Герой повести Ган «Номерованная ложа», изданной в том же 1840 г., втолковывает своему озадаченному другу: «Понимаешь ли ты счастье сливать без ведома ее мое существование с ее бытием?»; «Что нужды мне, что я не пользуюсь взаимностью, что она не помнит о существовании моем на свете – в моей любви к ней заключается для меня все: и сознание, и взаимность, и слиянье чувств, – Корнелия моя!»

В принципе, однако, это пренебрежение к плотской жизни, совершенно несопоставимой по своей ценности с жизнью духа, могло привести к сексуальному либертинизму. Через несколько десятилетий такую теоретическую возможность реализует Чехов в своей «Дуэли». Надежда Федоровна, отдавшаяся Кирилину, «с радостью соображала, что в ее измене нет ничего страшного. В ее измене душа не участвовала; она продолжает любить Лаевского». Перед нами один из многих случаев, когда последующие писательские поколения дорабатывают тот потенциал романтизма, который сам он так и не успел или не решился по-настоящему использовать.

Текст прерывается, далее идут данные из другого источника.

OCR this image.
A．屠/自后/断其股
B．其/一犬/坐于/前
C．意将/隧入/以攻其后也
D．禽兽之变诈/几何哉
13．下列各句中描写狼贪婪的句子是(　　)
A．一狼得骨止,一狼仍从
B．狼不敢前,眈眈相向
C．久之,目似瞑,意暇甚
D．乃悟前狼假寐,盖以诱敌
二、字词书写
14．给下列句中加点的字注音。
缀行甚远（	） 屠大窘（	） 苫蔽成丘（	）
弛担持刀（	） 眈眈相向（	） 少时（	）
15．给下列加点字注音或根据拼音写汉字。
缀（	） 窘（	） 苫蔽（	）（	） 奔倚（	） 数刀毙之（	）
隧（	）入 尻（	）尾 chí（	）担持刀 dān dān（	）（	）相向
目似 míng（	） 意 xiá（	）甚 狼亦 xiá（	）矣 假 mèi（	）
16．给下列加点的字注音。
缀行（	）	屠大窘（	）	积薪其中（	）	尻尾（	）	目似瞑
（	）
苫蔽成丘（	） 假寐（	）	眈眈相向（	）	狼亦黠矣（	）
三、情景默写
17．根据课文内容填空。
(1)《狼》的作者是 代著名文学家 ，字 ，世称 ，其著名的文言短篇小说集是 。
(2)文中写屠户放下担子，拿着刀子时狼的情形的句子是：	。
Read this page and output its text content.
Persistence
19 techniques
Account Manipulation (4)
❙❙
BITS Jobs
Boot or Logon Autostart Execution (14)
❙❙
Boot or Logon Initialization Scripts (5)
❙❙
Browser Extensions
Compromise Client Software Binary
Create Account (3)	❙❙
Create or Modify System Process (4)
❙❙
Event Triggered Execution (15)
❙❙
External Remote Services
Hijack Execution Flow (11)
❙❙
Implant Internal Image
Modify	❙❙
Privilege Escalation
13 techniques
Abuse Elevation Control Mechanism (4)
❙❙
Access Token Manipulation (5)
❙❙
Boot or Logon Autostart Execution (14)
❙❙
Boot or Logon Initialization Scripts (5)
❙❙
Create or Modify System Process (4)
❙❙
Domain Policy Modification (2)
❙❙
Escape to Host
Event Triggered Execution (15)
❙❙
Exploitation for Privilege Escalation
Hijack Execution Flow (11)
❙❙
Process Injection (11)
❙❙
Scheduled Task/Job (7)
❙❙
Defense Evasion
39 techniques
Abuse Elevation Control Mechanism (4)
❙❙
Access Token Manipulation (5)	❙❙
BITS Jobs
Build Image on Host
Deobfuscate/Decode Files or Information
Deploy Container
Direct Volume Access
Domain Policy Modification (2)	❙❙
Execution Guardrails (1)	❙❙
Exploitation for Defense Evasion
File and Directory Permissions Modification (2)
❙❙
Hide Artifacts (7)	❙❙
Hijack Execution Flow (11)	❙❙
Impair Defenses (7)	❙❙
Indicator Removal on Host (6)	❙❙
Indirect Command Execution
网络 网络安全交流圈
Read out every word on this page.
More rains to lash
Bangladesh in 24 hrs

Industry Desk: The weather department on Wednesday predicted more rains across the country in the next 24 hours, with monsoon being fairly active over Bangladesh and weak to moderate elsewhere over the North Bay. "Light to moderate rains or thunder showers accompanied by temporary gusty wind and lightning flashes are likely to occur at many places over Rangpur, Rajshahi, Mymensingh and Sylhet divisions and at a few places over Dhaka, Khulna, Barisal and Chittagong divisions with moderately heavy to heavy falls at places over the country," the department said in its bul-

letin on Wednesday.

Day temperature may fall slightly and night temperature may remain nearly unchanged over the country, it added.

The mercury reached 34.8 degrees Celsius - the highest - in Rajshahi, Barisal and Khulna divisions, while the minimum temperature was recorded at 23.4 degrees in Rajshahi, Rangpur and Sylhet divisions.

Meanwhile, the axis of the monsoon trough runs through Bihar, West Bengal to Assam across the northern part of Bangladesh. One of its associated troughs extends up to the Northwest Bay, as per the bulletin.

В «Добром пане» Квитки-Основьяненко (1841) герой настолько поражен красотой девушки, что «не смеет и помыслить о взаимности». В этом бесплодном обожании, вспоминает он, проходили целые «месяцы, годы», но он так и не решился сделать ей предложение, ибо, «соображая всю силу страсти и чистоту любви моей, не надеялся услышать о согласии ее <…> и, сам не зная, отчего и почему, полагал, что тут же умру от восторга»[1122]. Не дождавшись предложения, красавица, наконец, выходит за другого, а герой остается холостяком (и делается мирским праведником, который претворяет свою невоплотившуюся любовь в заботу о ближних). Так в романтическом сюжете уже просвечивает «Река Потудань» Андрея Платонова.

18. Жених полуночный

Коль скоро русский романтизм переходит к счастливому свадебному финалу, он сразу выдыхается и впадает в какую-то сонливую апатию. Если бы я мог снабдить здесь свое изложение аллегорической заставкой, я выбрал бы для нее скульптурную группу: Морфей, одолевающий Гименея.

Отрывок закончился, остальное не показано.